2.2 Uneingeschränkte Hilfsbereitschaft [bearbeiten]
Sie verlangt, dass ein Arzt allen Patienten, unabhängig ihrer sozialen Position oder Eigenschaften, dieselbe Hilfe zukommen lässt. Ein armer Mensch sollte dieselbe Hilfe erfahren wie ein adeliger oder berühmter Mensch.

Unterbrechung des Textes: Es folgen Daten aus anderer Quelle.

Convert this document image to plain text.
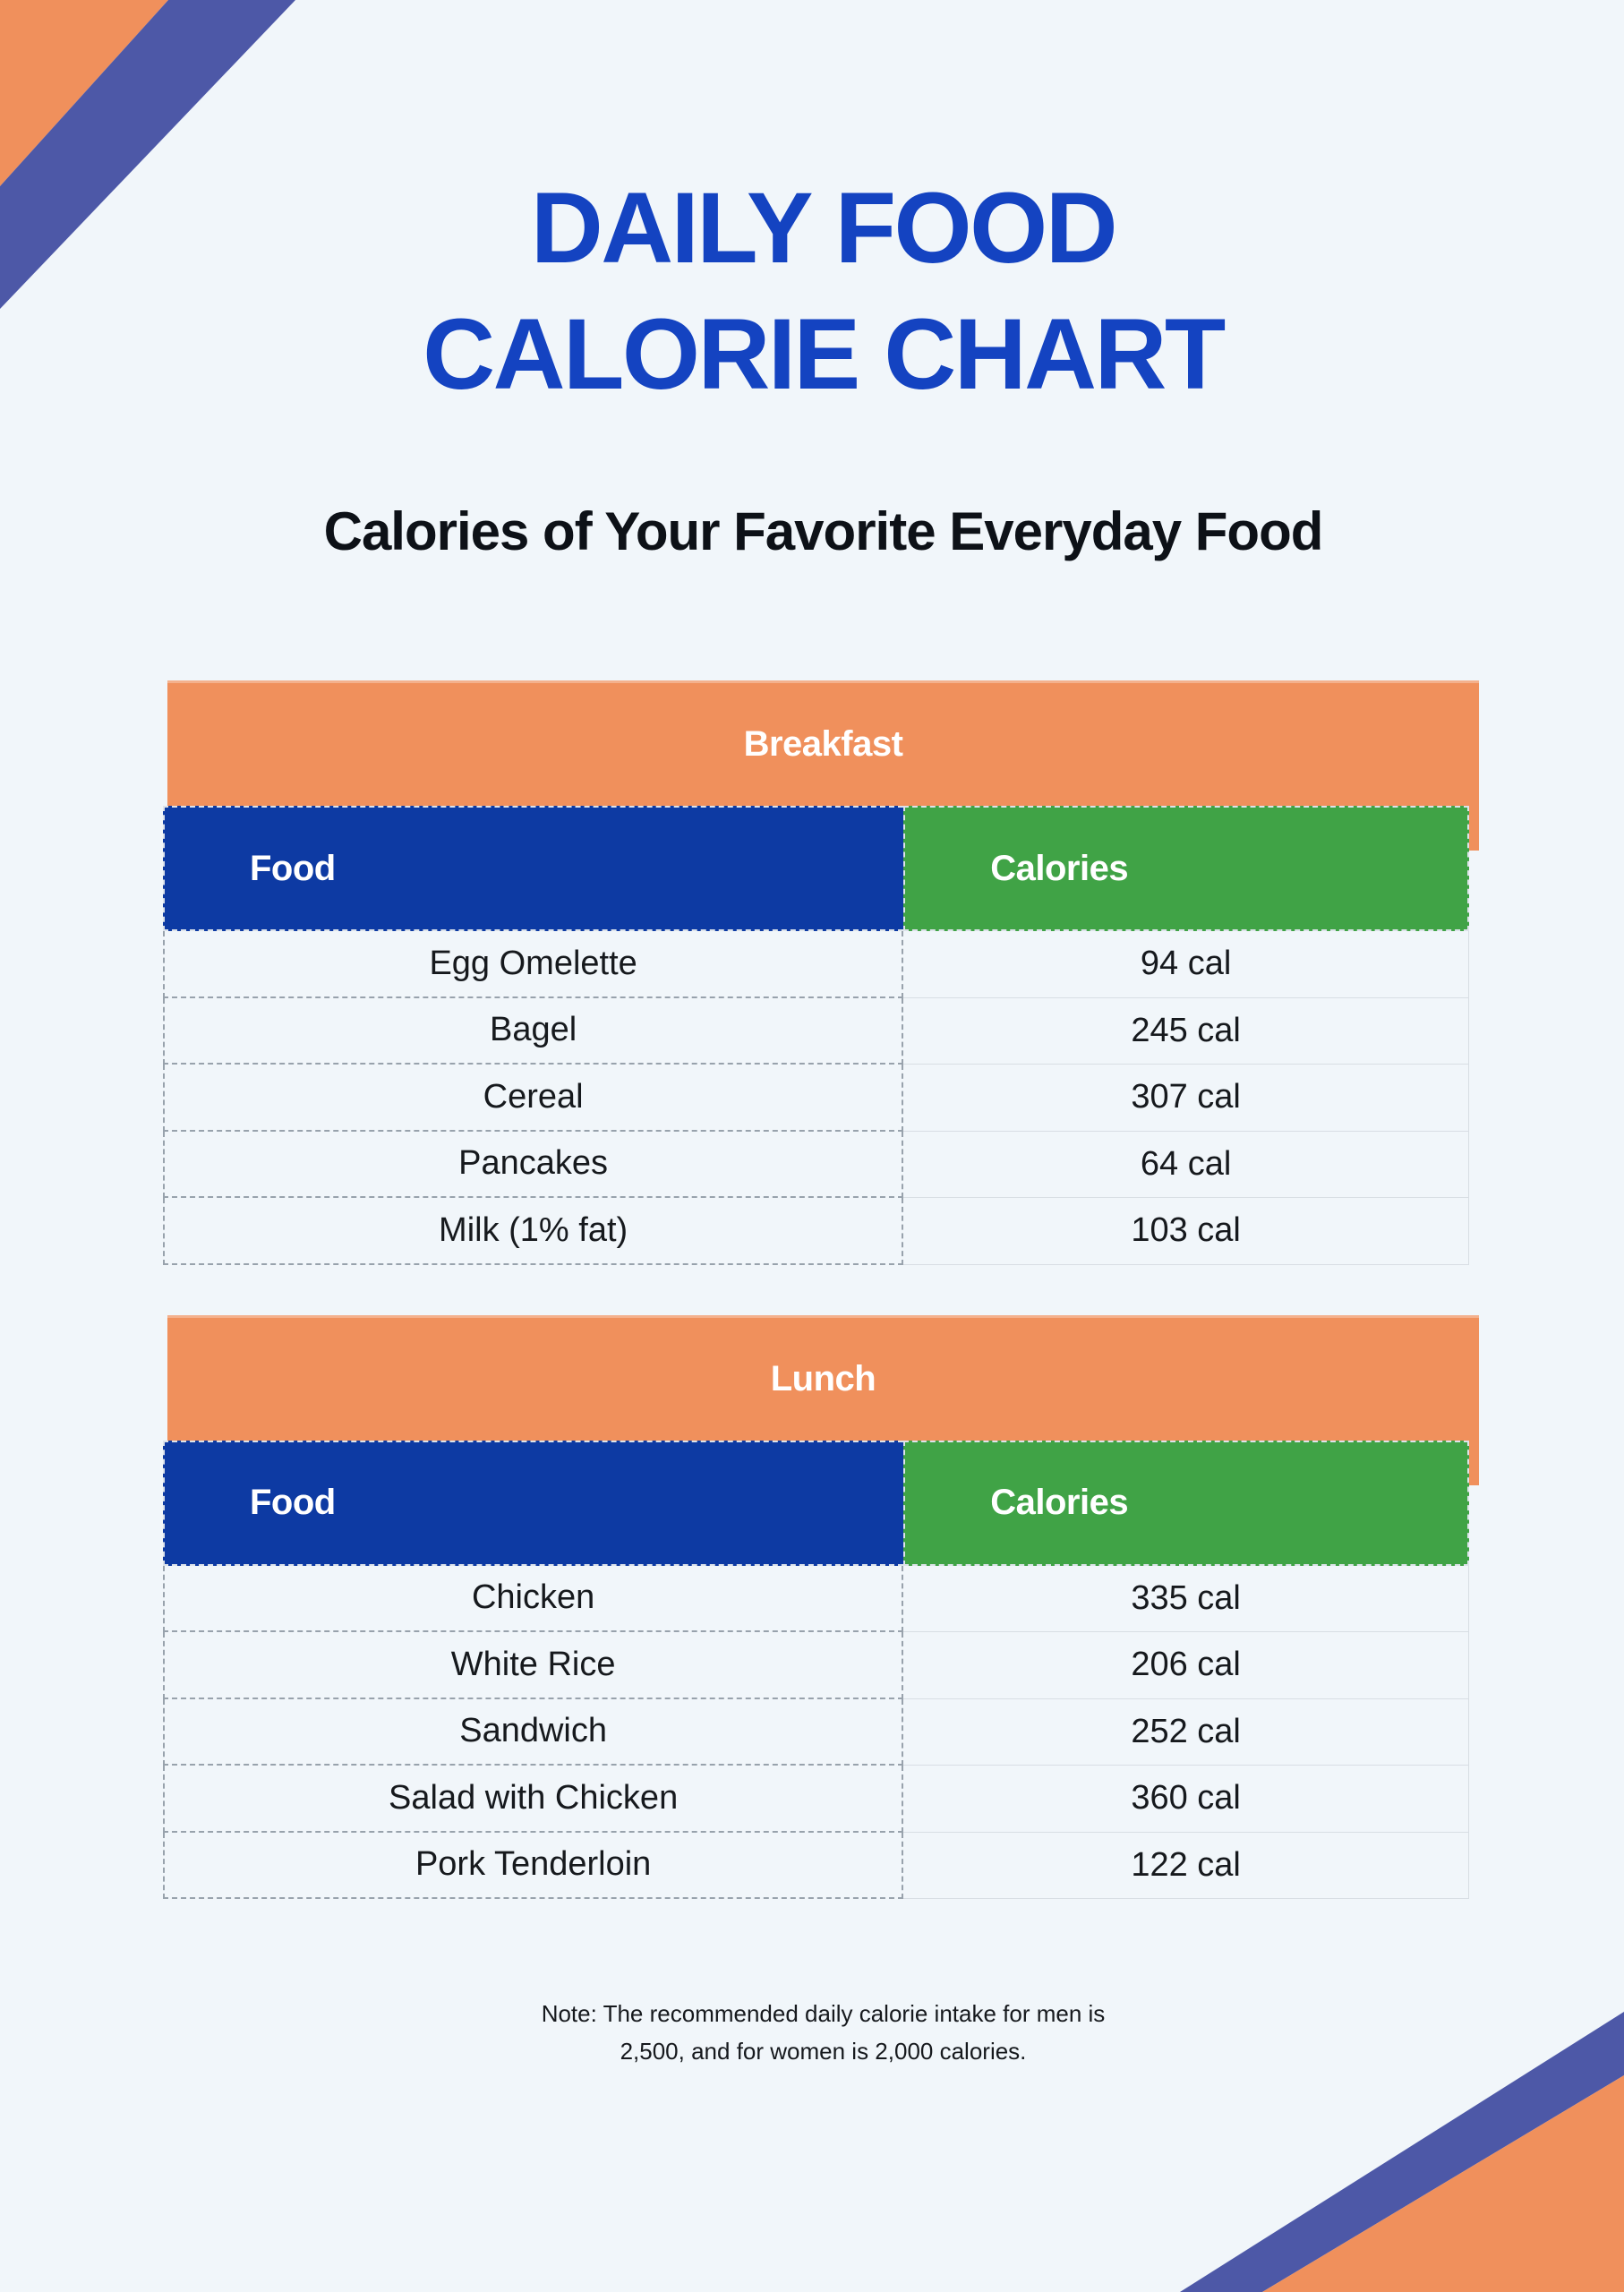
DAILY FOOD
CALORIE CHART
Calories of Your Favorite Everyday Food
Breakfast
Food	Calories
Egg Omelette	94 cal
Bagel	245 cal
Cereal	307 cal
Pancakes	64 cal
Milk (1% fat)	103 cal
Lunch
Food	Calories
Chicken	335 cal
White Rice	206 cal
Sandwich	252 cal
Salad with Chicken	360 cal
Pork Tenderloin	122 cal
Note: The recommended daily calorie intake for men is
2,500, and for women is 2,000 calories.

2.3 Affektive Neutralität [bearbeiten]
Talcott Parsons fordert, dass der Arzt seinem Patienten neutral gegenübertritt. Er sollte sich in seinem Handeln nicht von bestimmten Sympathien oder auch Antipathien beeinflussen lassen.
2.4 Fachliche Kompetenz [bearbeiten]
Der Soziologie erwartet, dass ein Arzt das nötige Wissen aufweist, um Krankheiten zu verhüten, zu erkennen und zu behandeln.
2.5 Altruismus [bearbeiten]
Der Arzt ist dazu verpflichtet, uneigennützig zu arbeiten. Er darf den kranken Patienten nicht zu seiner Bereicherung nutzen.